The incidence of multiple sclerosis (MS) among older patients is increasing. Some of these patients develop the disease after the age of 50 years, a condition known as late-onset MS (LOMS). This study aimed to characterize MS in older patients (50-75 years-old) by comparing LOMS with adult-onset MS (AOMS).
We retrospectively analyzed data from 230 patients aged 50-75 years who attended a Portuguese tertiary referral center.
This study included 189 AOMS patients aged 58 [54-63] years (median [interquartile range]) and 41 LOMS patients aged 67 [61-70] years. Females predominated in both the LOMS (70.7%) and AOMS (75.1%) groups. Primary progressive MS was more common in LOMS than AOMS patients (19.5% vs. 8.0%, =0.03) and these two groups had equivalent proportions of relapsing-remitting MS (53.7% vs. 59.0%, =0.55). The Expanded Disability Status Scale (EDSS) score at the diagnosis was higher in the LOMS patients (2 [1-4], =0.03), but the current EDSS score did not differ significantly between the LOMS and AOMS patients (3.5 [1.75-6] vs. 3 [1.5-6], =0.86). After adjusting or matching for age and disease duration, the current EDSS scores were not significantly different in the two groups. The proportion of patients currently receiving disease-modifying therapies was higher in LOMS patients (97.6%, =0.02). A higher proportion of patients with a later onset had infratentorial involvement at a 5-year follow-up (86.7%, =0.01).

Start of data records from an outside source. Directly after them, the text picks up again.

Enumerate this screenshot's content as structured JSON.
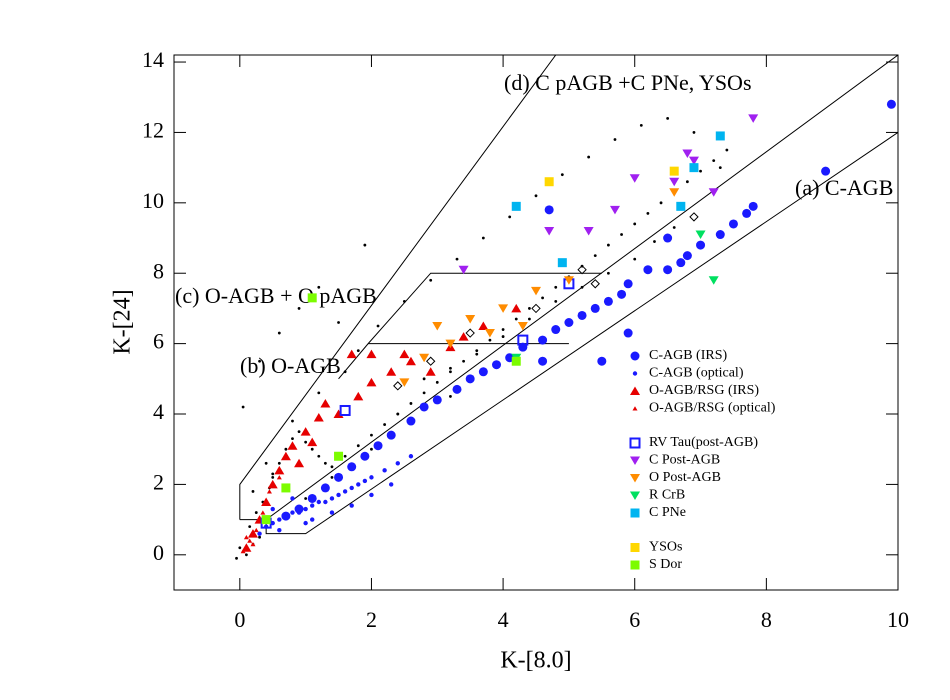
{
  "chart_data": {
    "type": "scatter",
    "xlabel": "K-[8.0]",
    "ylabel": "K-[24]",
    "xlim": [
      -1,
      10
    ],
    "ylim": [
      -1,
      14.2
    ],
    "xticks": [
      0,
      2,
      4,
      6,
      8,
      10
    ],
    "yticks": [
      0,
      2,
      4,
      6,
      8,
      10,
      12,
      14
    ],
    "annotations": [
      "(d) C pAGB +C PNe, YSOs",
      "(a) C-AGB",
      "(c) O-AGB + O pAGB",
      "(b) O-AGB"
    ],
    "boundaries": [
      {
        "x": [
          0,
          0,
          4.8
        ],
        "y": [
          1,
          2,
          14.2
        ]
      },
      {
        "x": [
          0,
          0.4,
          10
        ],
        "y": [
          1,
          1,
          14.2
        ]
      },
      {
        "x": [
          0.4,
          0.4,
          1.0,
          10
        ],
        "y": [
          1,
          0.6,
          0.6,
          12
        ]
      },
      {
        "x": [
          1.5,
          1.95,
          2.9,
          5.5
        ],
        "y": [
          5.0,
          6,
          8,
          8
        ]
      },
      {
        "x": [
          1.95,
          5.0
        ],
        "y": [
          6,
          6
        ]
      }
    ],
    "legend": "right",
    "series": [
      {
        "color": "#000000",
        "marker": "tiny",
        "x": [
          0.1,
          0.2,
          0.3,
          0.15,
          0.25,
          0.35,
          0.45,
          0.5,
          0.6,
          0.7,
          0.8,
          0.9,
          1.0,
          1.1,
          1.2,
          1.3,
          1.4,
          1.6,
          1.8,
          2.0,
          2.2,
          2.4,
          2.6,
          2.8,
          3.0,
          3.2,
          3.4,
          3.6,
          3.8,
          4.0,
          4.2,
          4.4,
          4.6,
          4.8,
          5.0,
          5.2,
          5.4,
          5.6,
          5.8,
          6.0,
          6.2,
          6.4,
          6.6,
          6.8,
          7.0,
          7.2,
          7.4,
          0.05,
          0.3,
          0.6,
          0.9,
          1.2,
          1.5,
          1.8,
          2.1,
          2.5,
          2.9,
          3.3,
          3.7,
          4.1,
          4.5,
          4.9,
          5.3,
          5.7,
          6.1,
          6.5,
          6.9,
          7.3,
          1.0,
          1.4,
          2.0,
          2.6,
          3.2,
          0.4,
          0.8,
          1.2,
          1.6,
          2.0,
          2.4,
          2.8,
          3.2,
          3.6,
          4.0,
          4.4,
          4.8,
          5.2,
          5.6,
          6.0,
          6.3,
          6.6,
          0.2,
          0.5,
          1.9,
          -0.05,
          0.0
        ],
        "y": [
          0.0,
          0.3,
          0.5,
          0.8,
          1.2,
          1.5,
          1.9,
          2.3,
          2.6,
          3.0,
          3.3,
          3.5,
          3.2,
          3.0,
          2.8,
          2.6,
          2.5,
          2.8,
          3.1,
          3.4,
          3.7,
          4.0,
          4.3,
          4.6,
          4.9,
          5.2,
          5.5,
          5.8,
          6.1,
          6.4,
          6.7,
          7.0,
          7.3,
          7.6,
          7.9,
          8.2,
          8.5,
          8.8,
          9.1,
          9.4,
          9.7,
          10.0,
          10.3,
          10.6,
          10.9,
          11.2,
          11.5,
          4.2,
          5.5,
          6.3,
          7.0,
          7.6,
          6.6,
          5.8,
          6.5,
          7.2,
          7.8,
          8.4,
          9.0,
          9.6,
          10.2,
          10.8,
          11.3,
          11.8,
          12.2,
          12.4,
          12.0,
          11.0,
          1.6,
          2.2,
          3.0,
          3.8,
          4.5,
          2.6,
          3.8,
          4.6,
          5.2,
          4.9,
          4.0,
          5.0,
          5.3,
          5.7,
          6.2,
          6.7,
          7.2,
          7.6,
          8.0,
          8.4,
          8.9,
          9.3,
          1.8,
          2.2,
          8.8,
          -0.1,
          0.2
        ]
      },
      {
        "color": "#000000",
        "marker": "open-diamond",
        "x": [
          4.5,
          5.2,
          6.9,
          3.5,
          2.9,
          2.4,
          5.4
        ],
        "y": [
          7.0,
          8.1,
          9.6,
          6.3,
          5.5,
          4.8,
          7.7
        ]
      },
      {
        "name": "C-AGB (IRS)",
        "color": "#1a1aff",
        "marker": "circle",
        "x": [
          9.9,
          8.9,
          7.8,
          7.7,
          7.5,
          7.3,
          7.0,
          6.8,
          6.7,
          6.5,
          6.2,
          5.9,
          5.8,
          5.6,
          5.4,
          5.2,
          5.0,
          4.8,
          4.6,
          4.3,
          4.1,
          3.9,
          3.7,
          3.5,
          3.3,
          3.0,
          2.8,
          2.6,
          2.3,
          2.1,
          1.9,
          1.7,
          1.5,
          1.3,
          1.1,
          0.9,
          0.7,
          4.7,
          6.5,
          5.5,
          4.6,
          5.9
        ],
        "y": [
          12.8,
          10.9,
          9.9,
          9.7,
          9.4,
          9.1,
          8.8,
          8.5,
          8.3,
          8.1,
          8.1,
          7.7,
          7.4,
          7.2,
          7.0,
          6.8,
          6.6,
          6.4,
          6.1,
          5.9,
          5.6,
          5.4,
          5.2,
          5.0,
          4.7,
          4.4,
          4.2,
          3.8,
          3.4,
          3.1,
          2.8,
          2.5,
          2.2,
          1.9,
          1.6,
          1.3,
          1.1,
          9.8,
          9.0,
          5.5,
          5.5,
          6.3
        ]
      },
      {
        "name": "C-AGB (optical)",
        "color": "#1a1aff",
        "marker": "dot",
        "x": [
          0.3,
          0.4,
          0.5,
          0.6,
          0.7,
          0.8,
          0.9,
          1.0,
          1.1,
          1.2,
          1.3,
          1.4,
          1.5,
          1.6,
          1.7,
          1.8,
          1.9,
          2.0,
          2.2,
          2.4,
          2.6,
          0.5,
          0.8,
          1.1,
          1.4,
          1.7,
          2.0,
          2.3,
          0.6,
          1.0
        ],
        "y": [
          0.6,
          0.8,
          0.9,
          1.0,
          1.1,
          1.2,
          1.2,
          1.3,
          1.4,
          1.5,
          1.5,
          1.6,
          1.7,
          1.8,
          1.9,
          2.0,
          2.1,
          2.2,
          2.4,
          2.6,
          2.8,
          1.3,
          1.6,
          1.0,
          1.2,
          1.4,
          1.7,
          2.0,
          0.7,
          0.9
        ]
      },
      {
        "name": "O-AGB/RSG (IRS)",
        "color": "#e60000",
        "marker": "triangle",
        "x": [
          0.1,
          0.2,
          0.3,
          0.4,
          0.5,
          0.6,
          0.7,
          0.8,
          1.0,
          1.2,
          1.3,
          1.5,
          1.8,
          2.0,
          2.3,
          2.6,
          2.9,
          3.2,
          3.4,
          3.7,
          4.2,
          1.7,
          2.0,
          2.5,
          1.1,
          0.9
        ],
        "y": [
          0.2,
          0.6,
          1.0,
          1.5,
          2.0,
          2.4,
          2.8,
          3.1,
          3.5,
          3.9,
          4.3,
          4.0,
          4.5,
          4.9,
          5.2,
          5.5,
          5.2,
          5.9,
          6.2,
          6.5,
          7.0,
          5.7,
          5.7,
          5.7,
          3.2,
          2.6
        ]
      },
      {
        "name": "O-AGB/RSG (optical)",
        "color": "#e60000",
        "marker": "small-triangle",
        "x": [
          0.05,
          0.15,
          0.25,
          0.35,
          0.45,
          0.6,
          0.2,
          0.1
        ],
        "y": [
          0.1,
          0.4,
          0.7,
          1.2,
          1.8,
          2.2,
          0.3,
          0.5
        ]
      },
      {
        "name": "RV Tau(post-AGB)",
        "color": "#1a1aff",
        "marker": "open-square",
        "x": [
          0.4,
          5.0,
          4.3,
          1.6
        ],
        "y": [
          0.9,
          7.7,
          6.1,
          4.1
        ]
      },
      {
        "name": "C Post-AGB",
        "color": "#a020f0",
        "marker": "down-triangle",
        "x": [
          3.4,
          4.7,
          5.3,
          6.0,
          6.6,
          6.9,
          7.2,
          7.8,
          5.7,
          6.8
        ],
        "y": [
          8.1,
          9.2,
          9.2,
          10.7,
          10.6,
          11.2,
          10.3,
          12.4,
          9.8,
          11.4
        ]
      },
      {
        "name": "O Post-AGB",
        "color": "#ff8c00",
        "marker": "down-triangle",
        "x": [
          2.5,
          3.0,
          3.5,
          4.0,
          4.5,
          5.0,
          6.6,
          3.8,
          2.8,
          3.2,
          4.3
        ],
        "y": [
          4.9,
          6.5,
          6.7,
          7.0,
          7.5,
          7.8,
          10.3,
          6.3,
          5.6,
          6.0,
          6.5
        ]
      },
      {
        "name": "R CrB",
        "color": "#00e060",
        "marker": "down-triangle",
        "x": [
          7.2,
          7.0,
          4.2
        ],
        "y": [
          7.8,
          9.1,
          5.6
        ]
      },
      {
        "name": "C PNe",
        "color": "#00b4f0",
        "marker": "square",
        "x": [
          4.2,
          4.9,
          6.7,
          7.3,
          6.9
        ],
        "y": [
          9.9,
          8.3,
          9.9,
          11.9,
          11.0
        ]
      },
      {
        "name": "YSOs",
        "color": "#ffd700",
        "marker": "square",
        "x": [
          4.7,
          6.6
        ],
        "y": [
          10.6,
          10.9
        ]
      },
      {
        "name": "S Dor",
        "color": "#7cfc00",
        "marker": "square",
        "x": [
          1.1,
          0.7,
          4.2,
          1.5,
          0.4
        ],
        "y": [
          7.3,
          1.9,
          5.5,
          2.8,
          1.0
        ]
      }
    ]
  }
}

The time to an EDSS score of 6.0 was shorter for LOMS patients.
The LOMS patients presented with higher EDSS scores at the diagnosis, reaching a level of disability not significantly different from AOMS patients of the same age group despite a shorter disease course.

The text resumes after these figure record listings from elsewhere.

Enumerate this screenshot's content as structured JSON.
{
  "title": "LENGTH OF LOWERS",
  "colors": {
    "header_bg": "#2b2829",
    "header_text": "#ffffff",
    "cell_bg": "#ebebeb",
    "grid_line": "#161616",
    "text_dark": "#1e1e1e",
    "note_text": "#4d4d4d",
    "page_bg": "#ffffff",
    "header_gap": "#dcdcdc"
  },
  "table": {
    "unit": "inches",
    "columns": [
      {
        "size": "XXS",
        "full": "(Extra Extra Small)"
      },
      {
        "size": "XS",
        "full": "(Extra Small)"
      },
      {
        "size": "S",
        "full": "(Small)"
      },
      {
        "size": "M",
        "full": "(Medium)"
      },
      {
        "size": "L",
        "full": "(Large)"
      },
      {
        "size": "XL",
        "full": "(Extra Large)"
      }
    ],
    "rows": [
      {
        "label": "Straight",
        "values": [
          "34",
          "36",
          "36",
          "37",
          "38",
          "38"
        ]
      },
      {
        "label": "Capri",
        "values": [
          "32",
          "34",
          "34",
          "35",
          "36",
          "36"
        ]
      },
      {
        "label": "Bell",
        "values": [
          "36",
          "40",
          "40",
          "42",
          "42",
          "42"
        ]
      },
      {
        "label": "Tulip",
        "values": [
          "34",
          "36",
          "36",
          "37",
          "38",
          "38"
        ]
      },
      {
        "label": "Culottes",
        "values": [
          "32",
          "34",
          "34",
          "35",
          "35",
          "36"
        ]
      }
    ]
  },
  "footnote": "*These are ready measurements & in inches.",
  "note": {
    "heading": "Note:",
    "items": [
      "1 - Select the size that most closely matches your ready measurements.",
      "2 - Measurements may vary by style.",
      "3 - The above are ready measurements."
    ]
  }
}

老年患者中多发性硬化(MS)的发病率正在上升。其中一些患者在50岁以后发病,这种情况被称为晚发性MS(LOMS)。本研究旨在通过比较LOMS与成人起病型MS(AOMS)来描述老年患者(50 - 75岁)的MS特征。
我们回顾性分析了230例年龄在50 - 75岁、就诊于葡萄牙一家三级转诊中心的患者的数据。
本研究纳入了189例年龄为58[54 - 63]岁(中位数[四分位间距])的AOMS患者和41例年龄为67[61 - 70]岁的LOMS患者。女性在LOMS组(70.7%)和AOMS组(75.1%)中均占主导。原发性进展型MS在LOMS患者中比AOMS患者更常见(19.5%对8.0%,P = 0.03),且这两组复发缓解型MS的比例相当(53.7%对59.0%,P = 0.55)。诊断时扩展残疾状态量表(EDSS)评分在LOMS患者中更高(2[1 - 4],P = 0.03),但目前LOMS和AOMS患者的EDSS评分无显著差异(3.5[1.75 - 6]对3[1.5 - 6],P = 0.86)。在对年龄和病程进行调整或匹配后,两组目前的EDSS评分无显著差异。目前接受疾病修正治疗的患者比例在LOMS患者中更高(97.6%,P = 0.02)。在5年随访中,起病较晚的患者幕下受累比例更高(86.7%,P = 0.01)。LOMS患者达到EDSS评分6.0的时间更短。
LOMS患者在诊断时EDSS评分更高,尽管病程较短,但达到的残疾水平与同年龄组的AOMS患者无显著差异。